DJIBRILL YPÈNÈ BASSOLÉ, Minister of Foreign Affairs and Regional Cooperation of Burkina Faso, said that the magnitude of current challenges to international economic development and peace and security called for greater courage, effort, creativity and solidarity from the international community. This year his country had been tested by a food crisis, precipitated by a lack of rain and loss of cereal crops and exacerbated by the influx of refugees from Mali. He expressed gratitude to the specialized agencies of the United Nations, as well as to donor countries for their assistance that allowed both refugees and the local population to survive the situation with dignity. In regard to his country’s consolidation of democracy, he said that, after the successful organization of biometric voter registration of the entire country, this coming December would see legislative and municipal elections, organized with the goal of the greatest transparency and fairness.
Growth and sustainable development were being prioritized to generate a strong and prosperous economy to meet the basic needs of the population, to meet the Millennium Development Goals and to achieve sustained growth along with conservation of natural resources. In that effort, he hoped that his country’s development partners would remain at its side. Underscoring the importance of the peaceful settlements of disputes as the theme of session, he called for renewed efforts to that end in all conflicts around the world, noting his country’s participation in mediation in the Malian crisis in conjunction with the Economic Community of West African States (ECOWAS), with the aim of resolving by dialogue the security and institutional crisis in the country through promoting the implementation of frameworks agreed to by the parties and acceptable to the international community. He said his country, in conjunction with its partners, would continue their work in that regard and he called on the parties in northern Mali to put down their arms, respect fundamental freedoms, distance themselves from extremists and engage in dialogue.

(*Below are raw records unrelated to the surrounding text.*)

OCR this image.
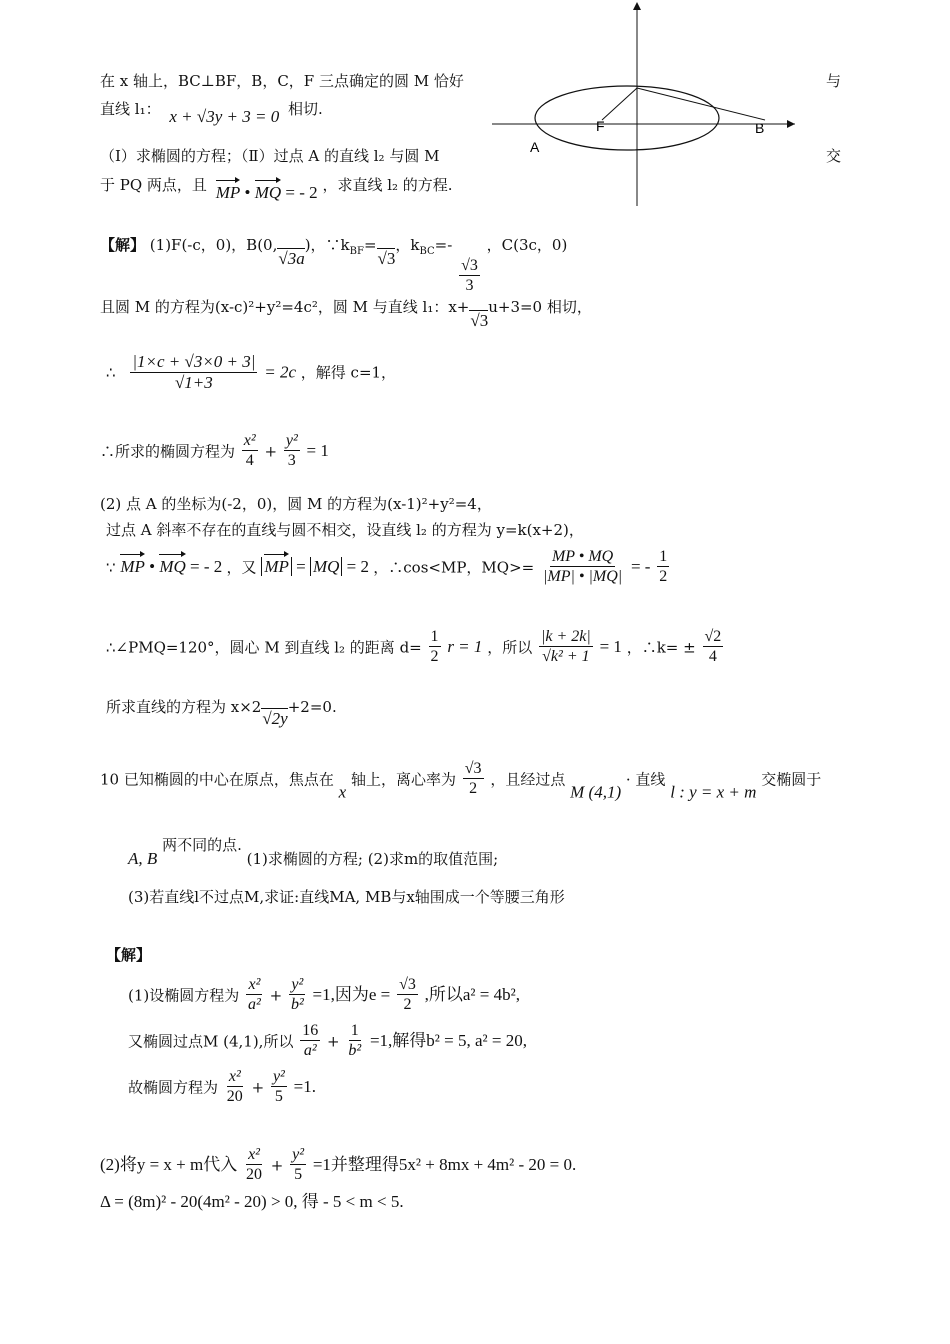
在 x 轴上，BC⊥BF，B，C，F 三点确定的圆 M 恰好	与
直线 l₁： x + √3y + 3 = 0 相切.
（Ⅰ）求椭圆的方程；（Ⅱ）过点 A 的直线 l₂ 与圆 M	交
于 PQ 两点，且 MP • MQ = - 2 ，求直线 l₂ 的方程.
F	B
A
【解】 (1)F(-c，0)，B(0,√3a)，$\because k_{BF}=√3$，$k_{BC}=-$
$\frac{√3}{3}$
，C(3c，0)
且圆 M 的方程为(x-c)²+y²=4c²，圆 M 与直线 l₁：x+√3u+3=0 相切，
∴ $\frac{|1\times c + √3\times 0 + 3|}{√1+3} = 2c$ ，解得 c=1，
∴所求的椭圆方程为 $\frac{\text{x²}}{4} + \frac{\text{y²}}{3} = 1$
(2) 点 A 的坐标为(-2，0)，圆 M 的方程为(x-1)²+y²=4，
过点 A 斜率不存在的直线与圆不相交，设直线 l₂ 的方程为 y=k(x+2)，
∵ MP • MQ = - 2 ，又 MP = MQ = 2 ，∴cos<MP，$MQ>= \frac{MP • MQ}{|MP| • |MQ|}$ = - $\frac{1}{2}$
∴∠PMQ=120°，圆心 M 到直线 l₂ 的距离 $d= \frac{1}{2}$ r = 1 ，所以 $\frac{|k + 2k|}{\text{√k² + 1}} = 1$ ，∴k= ± $\frac{√2}{4}$
所求直线的方程为 x×2√2y+2=0.
10 已知椭圆的中心在原点，焦点在 x 轴上，离心率为 $\frac{√3}{2}$ ，且经过点 M (4,1) · 直线 l : y = x + m 交椭圆于
A, B 两不同的点. (1)求椭圆的方程; (2)求m的取值范围;
(3)若直线l不过点M,求证:直线MA, MB与x轴围成一个等腰三角形
【解】
(1)设椭圆方程为 $\frac{\text{x²}}{\text{a²}} + \frac{\text{y²}}{\text{b²}} =1$,因为$e = \frac{√3}{2}$ ,所以a² = 4b²,
又椭圆过点M (4,1),所以 $\frac{16}{\text{a²}} + \frac{1}{\text{b²}} =1$,解得b² = 5, a² = 20,
故椭圆方程为 $\frac{\text{x²}}{20} + \frac{\text{y²}}{5} =1$.
(2)将y = x + m代入 $\frac{\text{x²}}{20} + \frac{\text{y²}}{5} =1$并整理得5x² + 8mx + 4m² - 20 = 0.
Δ = (8m)² - 20(4m² - 20) > 0, 得 - 5 < m < 5.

Affirming that the problems in Mali arose from common threats to all countries in the region, he welcomed recent United Nations attention to the problems of the Sahel as a whole. On Guinea-Bissau, he called on all parties to work for a consensual outcome respecting the rule of law, and on Darfur, he called for the implementation of the Doha Document, noting that his country had contributed to peacekeeping in both those countries. A fair, consensual resolution in Western Sahara was also needed, as the status quo was neither viable nor did it benefit either of the parties. He was of the opinion that the Moroccan initiative for negotiation on an autonomous status for the region could be an appropriate route to that end.
In other areas, he said that continuing economic insecurity and natural disasters were testing the cohesion of societies and he called for greater solidarity in response. Rio+20 reminded the international community of its shared, but differentiated responsibilities, and acceptable compromises in all areas were needed. On the empowerment of women, he said that his country had spared no effort to promote the participation of women and defend women’s rights, as shown by efforts against female genital mutilation by Burkina Faso’s first lady, which he hoped would have the backing of the entire international community. The achievement of gender rights was particularly important in developing countries, he maintained. Finally, he called for granting Taiwan its rightful status in the family of nations, and stressed that reform of the United Nations was critical as the basis for the improvement of global governance as a whole.